One way to track North Central Washington’s boating industry is to follow the wake of the Boating Club of Wenatchee.
Through more than five decades of water activities, the nonprofit group has tacked full circle from its sailboat origins on the Columbia River to encompass utility fishing boats, mid-sized yachts and, later, super-sleek ski boats. Now, it’s slowly returning to gentler times with a growing number of members owning sail and pontoon boats geared for family fun.
“It’s a generational cycle that depends on our members’ ages, their kids and grandkids, their stations in life and many other factors,” said Steve Hanson, the club’s commodore or chief officer. He’s been a member of the club for 33 years and served four times as commodore.
“Watching the trends come and go — well, it’s fun,” he said. “If you love boats, this is the place to be.”
The 75-member club (yes, there’s a waiting list) got its start 55 years ago with a Bureau of Reclamation charter to establish a social and boating organization on the rising waters of Lake Entiat behind Rocky Reach Dam.
Since then, said Hanson, hundreds of boating enthusiasts have grabbed annual memberships to enjoy the club’s 46-slip marina, 45 RV campsites, boat launch and clubhouse amenities that include a playground, swimming dock, barbecue and bonfire areas.

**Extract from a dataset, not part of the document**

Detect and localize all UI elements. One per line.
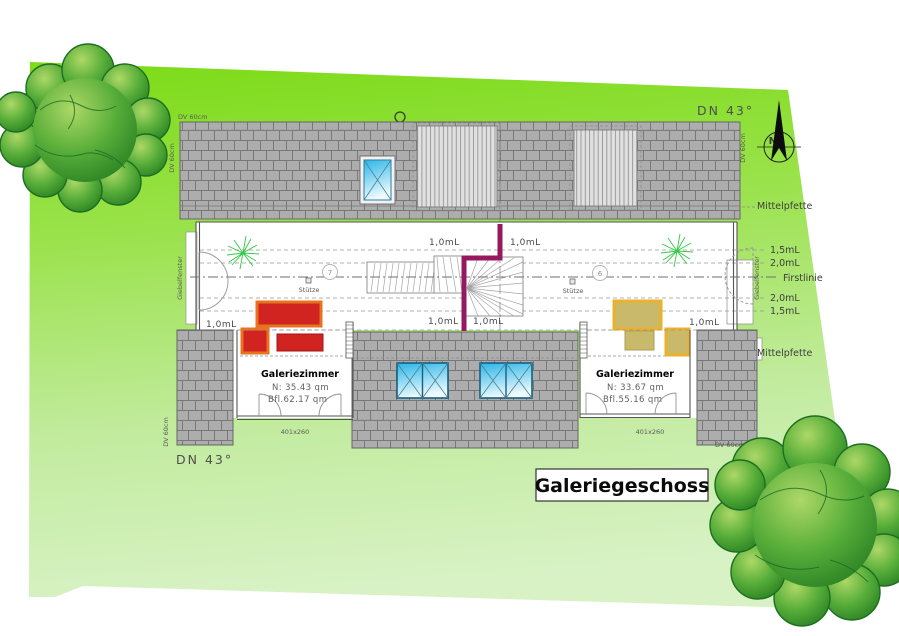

A large public room provides a fireplace, sofas, dance floor, kitchen and dining area for social gatherings that include the annual Commodore’s Ball in May, Fourth of July cookouts and other events.
Maintenance of the facility is all done by volunteers from membership rolls, said club member Greg Cackler, who last month joined with Hanson to fix the group’s entry gate. “We mow, we paint, we hammer — we get this gate working again,” he laughed.
Recently, the club spent more than $25,000 in dock and marina upgrades, with most materials — including decking and floats — bought locally, said Cackler. Members take their boat trailers and RVs to local dealers for ongoing maintenance. And new boats, new RVs and
“I don’t often think of what we do in economic terms,” said Hanson. “But when you look at it more closely, yes, we do contribute a lot to the recreational economy around here.”
He mused, “Heck, when fuel is $4 a gallon, we’ve got to be contributing to somebody’s economy.”
In recent years, the club’s membership has also leaned towards more family-oriented activities, said Hanson.
“We got more members with kids who bring more activity to the place,” he said. “It’s the ongoing evolution of the club — and maybe the evolution of boating here, too — that a new generation brings new ideas and new energy.”